US medical leaders rebuke Trump, urge Covid-19 cooperation with Biden team

US President Donald Trump

The U.S. medical establishment on Tuesday urged President Donald Trump to share critical COVID-19 data with President-elect Joe Biden’s team to avoid needless, deadly lags in tackling a raging pandemic that is threatening to overwhelm hospitals nationwide.

The extraordinary rebuke, weighing in on the White House post-election transition fray, came in an open letter from three leading healthcare organizations as state and local governments scrambled to fight the virus in the absence of a coordinated national strategy.

“Real-time data and information on the supply of therapeutics, testing supplies, personal protective equipment, ventilators, hospital bed capacity and workforce availability to plan for further deployment of the nation’s assets need to be shared to save countless lives,” said the letter, signed by heads of the American Medical Association, the American Nurses Association and the American Hospitals Association.

The letter was published a day after Biden, the victor in the tumultuous Nov. 3 election that Trump has refused to concede, warned “more people may die” if the incumbent president keeps blocking a smooth succession to the next administration in January.

Dr. Vivek Murthy, co-chair of Biden’s COVID-19 taskforce, said Tuesday he and other medical advisers had been unable to discuss the pandemic with current administration officials, an obstacle that could compromise the U.S. response to the virus.

The soaring rate of new cases this fall has stricken even rural areas that had dodged the worst of the pandemic over the summer. Government officials in at least 17 states representing both ends of America’s political divide have issued sweeping new public health mandates this month. These range from stricter limits on social gatherings and non-essential businesses to new requirements for wearing masks in public places.

Dr. Anthony Fauci, the government’s top infectious disease specialist, said the country would be better served by a “uniform approach” to fighting the pandemic.

“We need some fundamental public health measures that everyone should be adhering to, not a disjointed, ‘One state says one thing, another state says another thing,’” Fauci said in a New York Times interview.

Health experts say greater social mixing and indoor gatherings during the holiday season, combined with colder weather, will accelerate the COVID-19 surge that has sent infections and hospitalizations to record levels in recent weeks.

The United States crossed 11 million total infections on Sunday, just eight days after reaching the 10 million mark.
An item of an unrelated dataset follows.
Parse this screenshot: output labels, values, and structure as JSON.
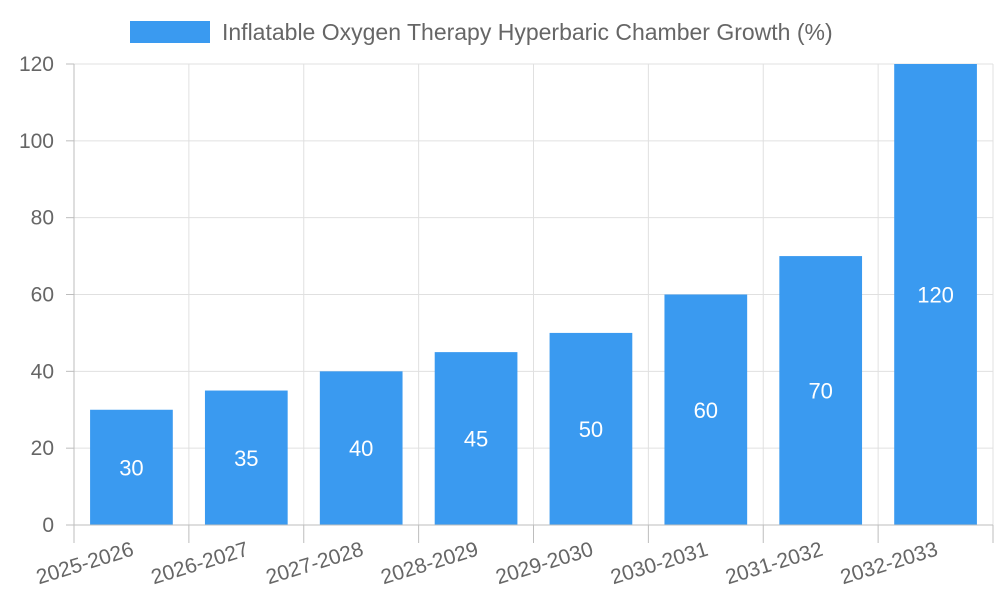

The Midwest remains the hardest-hit U.S. region during the latest wave of infections, reporting almost half-million cases in the week ending on Monday.

The number of coronavirus patients hospitalized in the United States climbed to a record of 73,140 on Monday, and hospitalizations have increased over 46% in past 14 days, according to a Reuters tally.

Several state officials also have urged citizens to exercise caution around the Thanksgiving holiday and not travel or socialize with extended family for the traditional indoor feast.